“Compassion is what keeps America great” was the title of this morning’s editorial in our local newspaper. It caught our eye.
Americans are a generous people. Across this country you see individuals and communities helping others in little and big ways. You read stories about acts of kindness and people feeling empathy for one another. This unites us, as it unites communities around the world.
Look at the outpouring of support from Americans at times of tragedy near and far. In the wake of Katrina and horror of 9/11, or devastation following Haiti’s 2010 earthquake or Indonesia’s 2004 tsunami. We reached into our wallets, jumped on a bus, organized relief, and cared for the displaced.

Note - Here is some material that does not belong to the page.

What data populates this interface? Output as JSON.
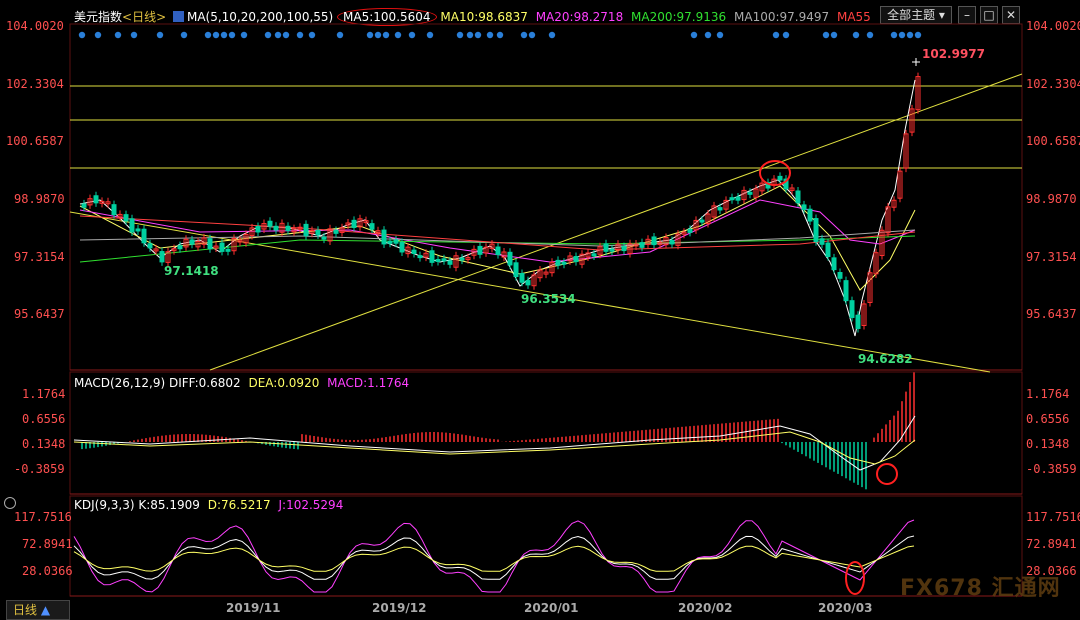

“This is just the type of thing to do – you do this for people,” says Nancy Flickinger, a member of a local church group. “They need all the help they can get.”
What is interesting is who she was talking about… a 56-year old Kurdish widow and her sons who have spent the past 2 years in a Turkish refugee camp. They are refugees from Iraq fleeing violence, hoping for the opportunity to build a new life in our town after their world had been torn apart.
For a few weeks it looked like this family of three might not make it to the U.S., despite a lengthy vetting process. But when the travel ban was blocked, they were cleared for resettlement and arrived last night to a welcome of 180 Americans who have all made a 5-year commitment to help with transportation, learning English, and acclimating to life in this country.
Americans are indeed a compassionate people, and that empathy makes us great.
Seven years ago someone who loaned us money to start Prosperity Candle pressed us to figure how we could have a local impact in addition to supporting widows in Baghdad. So we reached out to women refugees recently relocated nearby, and ever since are glad he nudged us in this direction.
Working side by side with refugees who fled persecution, lost their homes and livelihoods, endured endless hardships in refugee camps, and arrived here with little more than hope for a better life has been educational and inspiring, and has enriched our lives and community.
The story we tell is that we helped these foreign-born women, but in truth they have given much more in return. Every day in our candle studio we are grateful for their skill and attention to detail, their diligence and hard work, the constant improvements they make.
Mostly, though, we are we are grateful for their friendship. Compassion and caring go both ways.